Morenito de Aranda, fit preuve d’un grand pundonor. Puerta Gayola, pour reprendre l’histoire à Vic là où elle avait failli s’interrompre l’an dernier avec une cornada au poumon. A la peste qui blessa son compagnon de cartel, il laissa la chance de montrer que ce n’était pas qu’un assassin et réussit à babord à construire une faena. Bien! Le public qui applaudit la dépouille du toro oubliant sa dangerosité et le torero à l’infirmerie, pas bien! Le petit brun d’Aranda est sûrement devenu le torero de Vic pour quelques années. Avec Saltacancelas, il sut profiter de la transmission de la charge pour offrir des séries liées et rythmées. Avec son travail, son adversaire se grandit et comme le toro avait procuré de l’émotion à la pique sans être complet néanmoins, le mouchoir bleu tomba en même temps que les deux mouchoirs blancs.

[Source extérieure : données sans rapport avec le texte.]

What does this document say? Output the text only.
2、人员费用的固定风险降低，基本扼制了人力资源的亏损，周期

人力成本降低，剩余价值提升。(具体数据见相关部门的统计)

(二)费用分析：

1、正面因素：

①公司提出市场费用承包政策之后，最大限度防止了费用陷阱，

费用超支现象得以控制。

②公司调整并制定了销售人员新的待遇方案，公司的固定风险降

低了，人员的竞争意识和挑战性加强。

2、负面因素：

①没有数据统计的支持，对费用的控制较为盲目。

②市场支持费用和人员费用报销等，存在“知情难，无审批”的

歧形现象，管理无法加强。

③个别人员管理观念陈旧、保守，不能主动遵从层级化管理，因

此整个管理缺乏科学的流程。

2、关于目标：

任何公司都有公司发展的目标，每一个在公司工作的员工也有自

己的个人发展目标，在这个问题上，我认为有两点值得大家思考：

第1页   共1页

Rafi est venu, il a vu mais il n’a pas vaincu. Il dut attendre une heure que Roman soit soigné à l’infirmerie pour sortir en piste. Pas évident pour une première. Les Maños lui ont donné chaud et le public l’a battu froid. Rome ne s’est pas faite en un jour.. la tauromachie de Rafi se construit et en ce jour ce n’était pas encore suffisant pour s’en sortir. Bien des toreros évitent Vic, pari tenté, pari perdu mais il y a des insuccès qui font grandir.
Vic 2024 c’est fini et c’est réussi. Alors RDV pour Vic 2025.